3/10
The movie is unadulterated cornpone
2 March 2022
Warning: Spoilers
It's a baseball romantic drama set in the late 1930s, and is "based on" the experience of Monty Stratton, a pitcher for the Chicago White Sox whose career was cut short by a hunting accident that resulted in the amputation of his leg.

Monty Stratton (James Stewart) was a big (6' 5") Texas country boy working the family cotton farm with his mother (Agnes Moorehead) after his father died. An ex-major-league catcher, Barney Wile (Frank Morgan) happens to see Stratton pitch in a local game and believes he has the stuff to be a big-league pitcher. Wile wrangles a try-out with the Chicago White Sox. Stratton impresses enough to get a contract and has a brief tour in the majors. He meets Ethel (June Allyson) and they marry.

Stratton's career goes well for two years, but the accident knocks him for an emotional loop that takes a while to bounce back from.
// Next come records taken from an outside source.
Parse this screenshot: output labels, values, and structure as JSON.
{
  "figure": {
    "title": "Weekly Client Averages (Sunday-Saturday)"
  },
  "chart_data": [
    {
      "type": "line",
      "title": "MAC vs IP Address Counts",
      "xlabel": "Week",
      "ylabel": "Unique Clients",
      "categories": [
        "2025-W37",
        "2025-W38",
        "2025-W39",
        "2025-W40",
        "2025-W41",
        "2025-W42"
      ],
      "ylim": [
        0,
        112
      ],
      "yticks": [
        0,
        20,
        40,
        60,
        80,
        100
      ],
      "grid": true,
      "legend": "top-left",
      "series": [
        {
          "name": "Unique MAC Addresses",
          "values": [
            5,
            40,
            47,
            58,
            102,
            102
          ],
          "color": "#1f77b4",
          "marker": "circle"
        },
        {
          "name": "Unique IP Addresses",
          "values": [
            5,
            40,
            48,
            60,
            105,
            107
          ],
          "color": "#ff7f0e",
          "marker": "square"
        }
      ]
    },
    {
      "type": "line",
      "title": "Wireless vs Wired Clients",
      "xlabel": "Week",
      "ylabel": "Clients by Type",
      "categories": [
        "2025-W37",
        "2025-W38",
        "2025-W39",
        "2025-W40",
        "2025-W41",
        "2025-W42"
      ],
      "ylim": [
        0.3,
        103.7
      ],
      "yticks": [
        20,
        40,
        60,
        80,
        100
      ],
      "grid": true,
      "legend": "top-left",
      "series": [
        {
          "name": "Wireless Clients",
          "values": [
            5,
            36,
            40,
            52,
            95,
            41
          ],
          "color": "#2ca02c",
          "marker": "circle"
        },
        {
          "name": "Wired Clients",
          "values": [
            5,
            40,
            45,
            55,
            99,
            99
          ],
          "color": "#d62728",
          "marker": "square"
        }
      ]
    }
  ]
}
He finally tries a prosthetic leg and teaches himself to pitch again after a fashion. The film closes with Stratton appearing in a semi-pro all-star game.

The movie is unadulterated cornpone that is just another 1940s romance that has little relationship to reality. Most of the baseball images are mediocre, and the dialogue is brimming with clichés. Stewart is his "aw-shucks" worst and June Allyson is overly saccharine.

In real life Stratton did not pitch again until 1946, eight years after his accident. He had two years in the minors (1946 & 1947), with a few additional appearances after the movie came out.